Улыбаясь, я подошел к своей команде. Человек десять крепких, пышущих здоровьем ребят мрачно хмурились и делились последними гражданскими воспоминаниями.

- Меня менты тупо заловили, - сокрушался один, - я у бабы скрывался. Приехал домой за деньгами, а там как раз участковый и прапора. Погрузили в воронок и в военкомат. Чего только подписывать не заставляли! Не пришел бы сегодня - точняком на два года в зону...

- А я дома отсиживался, - вздохнул другой парень, - тут звонят в дверь утром, у меня башка трещит с похмелья, ничего не соображаю. Думал, батя со смены пришел. Открыл и прямо в лапы к этим шакалам, они даже сами офигели...

Будущие десантники матерились, понимающе кивая головами.

Неожиданно всех построили и обыскали. Два капитана, алчно блестя глазами, доставали из наших сумок бутылки и фляжки со спиртным, аккуратно составляя их в углу. Видя, насколько тщательно проводится обыск, как ловко находят офицеры спрятанные в самых неожиданных местах запасы спиртного, как убиваются по этому поводу призывники, я искренне рассмеялся.

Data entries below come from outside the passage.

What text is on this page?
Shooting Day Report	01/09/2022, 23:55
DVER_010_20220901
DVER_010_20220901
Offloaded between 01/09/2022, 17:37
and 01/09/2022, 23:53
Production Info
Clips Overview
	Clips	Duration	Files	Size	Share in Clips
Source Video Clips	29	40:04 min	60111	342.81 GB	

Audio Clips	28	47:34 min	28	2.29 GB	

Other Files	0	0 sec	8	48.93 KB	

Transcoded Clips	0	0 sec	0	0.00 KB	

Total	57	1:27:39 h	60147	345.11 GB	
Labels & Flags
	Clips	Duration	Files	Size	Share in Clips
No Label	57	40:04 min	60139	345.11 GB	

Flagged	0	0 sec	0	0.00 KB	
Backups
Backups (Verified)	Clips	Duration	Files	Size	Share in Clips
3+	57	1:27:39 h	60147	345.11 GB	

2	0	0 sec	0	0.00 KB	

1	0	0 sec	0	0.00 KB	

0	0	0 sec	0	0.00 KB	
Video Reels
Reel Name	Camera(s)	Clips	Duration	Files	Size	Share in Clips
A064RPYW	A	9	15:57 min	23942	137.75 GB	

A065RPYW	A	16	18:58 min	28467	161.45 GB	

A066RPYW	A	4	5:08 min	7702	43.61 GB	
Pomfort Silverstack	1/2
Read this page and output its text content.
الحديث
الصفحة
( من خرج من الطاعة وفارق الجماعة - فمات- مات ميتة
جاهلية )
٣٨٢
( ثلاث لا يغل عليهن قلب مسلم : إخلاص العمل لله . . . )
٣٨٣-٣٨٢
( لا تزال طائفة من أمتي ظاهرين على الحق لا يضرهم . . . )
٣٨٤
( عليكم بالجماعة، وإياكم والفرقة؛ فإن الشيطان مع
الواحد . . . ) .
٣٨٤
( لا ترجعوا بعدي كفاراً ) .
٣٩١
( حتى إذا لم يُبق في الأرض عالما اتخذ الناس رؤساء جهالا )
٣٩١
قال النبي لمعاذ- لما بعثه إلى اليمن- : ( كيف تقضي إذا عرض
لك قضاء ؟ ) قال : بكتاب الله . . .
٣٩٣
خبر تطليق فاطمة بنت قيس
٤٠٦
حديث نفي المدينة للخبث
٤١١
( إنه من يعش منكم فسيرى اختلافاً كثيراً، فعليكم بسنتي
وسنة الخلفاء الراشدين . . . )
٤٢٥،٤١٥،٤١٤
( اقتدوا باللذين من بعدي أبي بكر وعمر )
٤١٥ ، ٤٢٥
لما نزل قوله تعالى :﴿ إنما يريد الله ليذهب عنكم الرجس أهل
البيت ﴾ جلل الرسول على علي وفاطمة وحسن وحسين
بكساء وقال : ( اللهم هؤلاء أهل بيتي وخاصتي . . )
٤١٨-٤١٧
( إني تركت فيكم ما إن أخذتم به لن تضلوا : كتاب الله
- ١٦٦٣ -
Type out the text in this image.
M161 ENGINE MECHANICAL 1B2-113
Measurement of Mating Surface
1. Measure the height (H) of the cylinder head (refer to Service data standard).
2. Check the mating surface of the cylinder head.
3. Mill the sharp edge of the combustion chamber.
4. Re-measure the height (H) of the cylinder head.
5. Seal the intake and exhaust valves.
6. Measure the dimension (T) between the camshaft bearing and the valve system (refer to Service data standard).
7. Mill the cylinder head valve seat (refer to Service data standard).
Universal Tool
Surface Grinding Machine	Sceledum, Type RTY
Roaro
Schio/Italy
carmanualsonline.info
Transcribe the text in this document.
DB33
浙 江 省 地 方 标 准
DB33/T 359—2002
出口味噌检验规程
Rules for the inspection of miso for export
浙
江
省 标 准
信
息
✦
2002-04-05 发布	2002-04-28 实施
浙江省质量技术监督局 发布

Сцену всеобщего негодования прервал капитан, который провел нас в автобус. В воротах стояла толпа мам, девушек и друзей. Большинство друзей издавало уже лишь нечленораздельные вопли. Мамы и девушки горько плакали, громко крича одно и то же: “Милый! Дорогой мой, возвращайся поскорее! Я буду ждать”.

- Не скоро теперь увидимся, - буркнул я про себя и хмыкнул, проходя в автобус. Покружив по улицам, мы подъехали к Государственному сборочному пункту Москвы на Угрешской улице.

ГСП представлял собой типовое школьное здание, вокруг которого были раскиданы деревянные бараки-модули. Всюду сновал народ: военные и пытающиеся идти строевым шагом призывники, взволнованные женщины и непонятные люди в штатском. Нас провели в здание, а точнее - в зал ожидания, где сидело или полулежало на тюфяках множество призывников со всей Москвы. Мы еще не успели как следует осмотреться, как сопровождающий нас капитан, ненадолго исчезнув, вдруг появился и громко скомандовал: “Команда 498! За мной на медкомиссию!”.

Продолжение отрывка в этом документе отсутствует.